No treats: Pets at Home, Britain’s largest pet supplies retailer, reported statutory pre-tax profits plummeted by 35.2 per cent to £34.7million in the 28 weeks to 12 October
Pets at Home estimates the disruption impacted admire-for-admire retail sales by 3 per cent in the second quarter and will enhance its full-year logistics costs by £14million.
But the firm upheld its annual guidance, with underlying pre-tax profits expected to total about £136million and consumer sales set to rise by 7 per cent.
Turnover grew by 6.5 per cent to £774.2million in the six-month period, supported by a robust performance in its veterinary services division and strong first-quarter sales in the retail business.
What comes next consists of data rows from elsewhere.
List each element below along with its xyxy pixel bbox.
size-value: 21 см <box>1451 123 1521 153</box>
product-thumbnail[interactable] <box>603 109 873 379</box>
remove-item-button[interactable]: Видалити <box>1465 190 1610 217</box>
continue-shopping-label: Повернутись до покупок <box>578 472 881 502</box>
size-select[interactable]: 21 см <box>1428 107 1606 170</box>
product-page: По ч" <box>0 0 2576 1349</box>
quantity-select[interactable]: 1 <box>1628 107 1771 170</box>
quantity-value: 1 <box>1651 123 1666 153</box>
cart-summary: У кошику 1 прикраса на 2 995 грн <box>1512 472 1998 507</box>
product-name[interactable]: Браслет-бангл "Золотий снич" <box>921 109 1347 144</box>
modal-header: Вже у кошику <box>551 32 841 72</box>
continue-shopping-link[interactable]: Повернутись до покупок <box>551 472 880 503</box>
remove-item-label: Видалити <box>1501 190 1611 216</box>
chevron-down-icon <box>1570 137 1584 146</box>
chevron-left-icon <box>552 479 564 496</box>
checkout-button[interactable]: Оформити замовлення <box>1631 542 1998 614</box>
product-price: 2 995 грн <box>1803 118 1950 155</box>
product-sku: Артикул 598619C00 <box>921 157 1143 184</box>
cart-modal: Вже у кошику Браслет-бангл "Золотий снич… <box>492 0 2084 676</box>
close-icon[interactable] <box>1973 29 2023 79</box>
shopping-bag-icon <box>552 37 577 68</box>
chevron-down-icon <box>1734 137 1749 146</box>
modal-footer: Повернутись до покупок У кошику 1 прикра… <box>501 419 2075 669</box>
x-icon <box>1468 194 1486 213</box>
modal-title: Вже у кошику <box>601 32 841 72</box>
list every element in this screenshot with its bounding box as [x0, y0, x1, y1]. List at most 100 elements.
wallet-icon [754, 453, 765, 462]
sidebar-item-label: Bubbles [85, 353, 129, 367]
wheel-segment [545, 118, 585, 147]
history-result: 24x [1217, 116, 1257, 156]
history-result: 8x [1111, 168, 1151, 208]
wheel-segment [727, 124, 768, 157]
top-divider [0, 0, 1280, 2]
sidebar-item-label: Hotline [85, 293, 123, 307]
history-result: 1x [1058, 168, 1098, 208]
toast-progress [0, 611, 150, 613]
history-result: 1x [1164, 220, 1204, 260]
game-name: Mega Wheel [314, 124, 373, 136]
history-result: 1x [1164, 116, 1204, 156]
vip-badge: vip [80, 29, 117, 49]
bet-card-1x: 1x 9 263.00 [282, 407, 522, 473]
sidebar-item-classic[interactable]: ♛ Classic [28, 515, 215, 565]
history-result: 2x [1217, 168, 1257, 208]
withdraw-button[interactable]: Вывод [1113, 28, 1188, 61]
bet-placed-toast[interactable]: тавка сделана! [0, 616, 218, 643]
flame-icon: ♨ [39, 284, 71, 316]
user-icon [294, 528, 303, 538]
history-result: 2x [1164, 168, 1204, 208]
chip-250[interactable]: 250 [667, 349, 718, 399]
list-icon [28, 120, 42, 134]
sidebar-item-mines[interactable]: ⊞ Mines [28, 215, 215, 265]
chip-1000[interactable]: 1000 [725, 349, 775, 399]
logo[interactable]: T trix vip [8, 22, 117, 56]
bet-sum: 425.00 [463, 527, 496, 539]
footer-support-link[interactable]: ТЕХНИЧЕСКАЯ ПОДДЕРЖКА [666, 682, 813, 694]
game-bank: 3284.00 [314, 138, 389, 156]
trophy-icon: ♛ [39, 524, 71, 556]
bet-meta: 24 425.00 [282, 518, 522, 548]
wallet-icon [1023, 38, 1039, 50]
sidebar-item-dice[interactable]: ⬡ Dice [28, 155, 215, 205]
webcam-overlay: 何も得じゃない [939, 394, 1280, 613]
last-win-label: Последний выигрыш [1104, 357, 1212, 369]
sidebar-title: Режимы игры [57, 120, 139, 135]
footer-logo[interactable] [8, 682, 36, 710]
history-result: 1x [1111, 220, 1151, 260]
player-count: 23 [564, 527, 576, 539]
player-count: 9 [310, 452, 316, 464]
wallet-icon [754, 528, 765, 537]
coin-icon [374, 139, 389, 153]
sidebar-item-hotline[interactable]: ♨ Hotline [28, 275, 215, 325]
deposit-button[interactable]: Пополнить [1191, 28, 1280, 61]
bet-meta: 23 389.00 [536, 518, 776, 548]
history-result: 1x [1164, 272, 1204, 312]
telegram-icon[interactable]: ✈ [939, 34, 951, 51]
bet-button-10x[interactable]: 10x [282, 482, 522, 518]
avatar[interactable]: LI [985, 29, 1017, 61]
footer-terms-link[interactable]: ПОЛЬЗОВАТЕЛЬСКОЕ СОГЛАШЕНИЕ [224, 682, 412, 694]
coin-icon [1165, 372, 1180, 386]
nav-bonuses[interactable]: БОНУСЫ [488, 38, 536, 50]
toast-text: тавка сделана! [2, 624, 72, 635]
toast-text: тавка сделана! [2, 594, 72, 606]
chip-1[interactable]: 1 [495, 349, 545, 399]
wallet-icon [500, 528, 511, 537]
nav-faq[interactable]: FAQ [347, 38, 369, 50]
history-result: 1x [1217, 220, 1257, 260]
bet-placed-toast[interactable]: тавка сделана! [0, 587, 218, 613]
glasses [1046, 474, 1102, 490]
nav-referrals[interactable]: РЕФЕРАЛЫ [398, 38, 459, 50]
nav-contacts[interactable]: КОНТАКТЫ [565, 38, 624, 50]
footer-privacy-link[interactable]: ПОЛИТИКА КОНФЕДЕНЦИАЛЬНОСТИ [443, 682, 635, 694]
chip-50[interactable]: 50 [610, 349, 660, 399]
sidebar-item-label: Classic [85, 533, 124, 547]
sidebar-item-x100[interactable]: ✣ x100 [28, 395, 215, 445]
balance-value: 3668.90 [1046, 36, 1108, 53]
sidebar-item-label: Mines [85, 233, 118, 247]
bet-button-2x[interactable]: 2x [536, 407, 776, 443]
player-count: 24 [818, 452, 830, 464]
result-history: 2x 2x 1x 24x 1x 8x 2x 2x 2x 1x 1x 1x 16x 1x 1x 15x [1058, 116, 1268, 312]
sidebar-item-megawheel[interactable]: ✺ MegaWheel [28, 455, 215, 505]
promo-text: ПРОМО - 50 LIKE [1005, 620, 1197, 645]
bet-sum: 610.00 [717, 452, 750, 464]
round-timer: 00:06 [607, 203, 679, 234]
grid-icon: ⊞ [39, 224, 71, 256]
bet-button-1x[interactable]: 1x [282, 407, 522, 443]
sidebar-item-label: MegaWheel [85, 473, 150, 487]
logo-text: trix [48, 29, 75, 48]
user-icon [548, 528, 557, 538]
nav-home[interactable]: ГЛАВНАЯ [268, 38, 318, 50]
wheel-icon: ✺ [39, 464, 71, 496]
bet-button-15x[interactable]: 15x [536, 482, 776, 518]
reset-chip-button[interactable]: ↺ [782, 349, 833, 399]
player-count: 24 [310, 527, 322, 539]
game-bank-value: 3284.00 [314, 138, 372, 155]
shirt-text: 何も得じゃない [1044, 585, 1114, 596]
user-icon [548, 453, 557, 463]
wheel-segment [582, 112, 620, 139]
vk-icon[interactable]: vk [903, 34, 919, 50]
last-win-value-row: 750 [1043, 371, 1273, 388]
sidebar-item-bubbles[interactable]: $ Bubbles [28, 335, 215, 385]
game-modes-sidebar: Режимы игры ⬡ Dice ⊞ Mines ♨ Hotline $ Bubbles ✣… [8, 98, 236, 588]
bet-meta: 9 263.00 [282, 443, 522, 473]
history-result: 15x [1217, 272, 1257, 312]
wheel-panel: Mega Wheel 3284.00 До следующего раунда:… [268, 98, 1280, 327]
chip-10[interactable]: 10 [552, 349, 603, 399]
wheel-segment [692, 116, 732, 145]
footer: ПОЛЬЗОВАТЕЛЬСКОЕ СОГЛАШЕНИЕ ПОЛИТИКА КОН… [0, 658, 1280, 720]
Pets at Home noted trade since mid-October had ‘started well’ as its new warehouse centre has been able to uphold all stores, while a advance boost came from ‘record’ trading over Halloween and solid demand for its Christmas ranges.
Lyssa McGowan, its chief executive, said: ‘With the benefits of our new DC and new digital platform still ahead of us, we look to the future with confidence that we can deliver our strategize to build the world’s best pet care platform.’
Pet ownership has soared in popularity since the Covid-19 pandemic as Britons spent more time at home.
Even though travel curbs have ended and the UK is enduring a tough cost-of-living crisis, demand for animal companions has remained healthy as many consumers have prioritised spending on their pets.
Susannah Streeter, head of money and markets at Hargreaves Lansdown, said: ‘Fears that the lockdown surge in ownership would subside don’t seem to be materialising.
‘Working from home habits have kept the trend strong and recurring revenue is bedded in.
‘However, given the competitiveness online, the company must ensure it keeps all its ducks in a row as it continues to enlarge.’
Pets at Home also revealed it had met with the Competition and Markets Authority as part of the regulator’s review into the veterinary services sector.
The firm told investors it anticipates ‘no impact on our growth strategy or ambitions’ from the probe, which was announced in early September.
Pets at Home Group shares were 2.2 per cent up at 285.2p on late Tuesday morning, making them one of the top five performers on the FTSE 250 Index.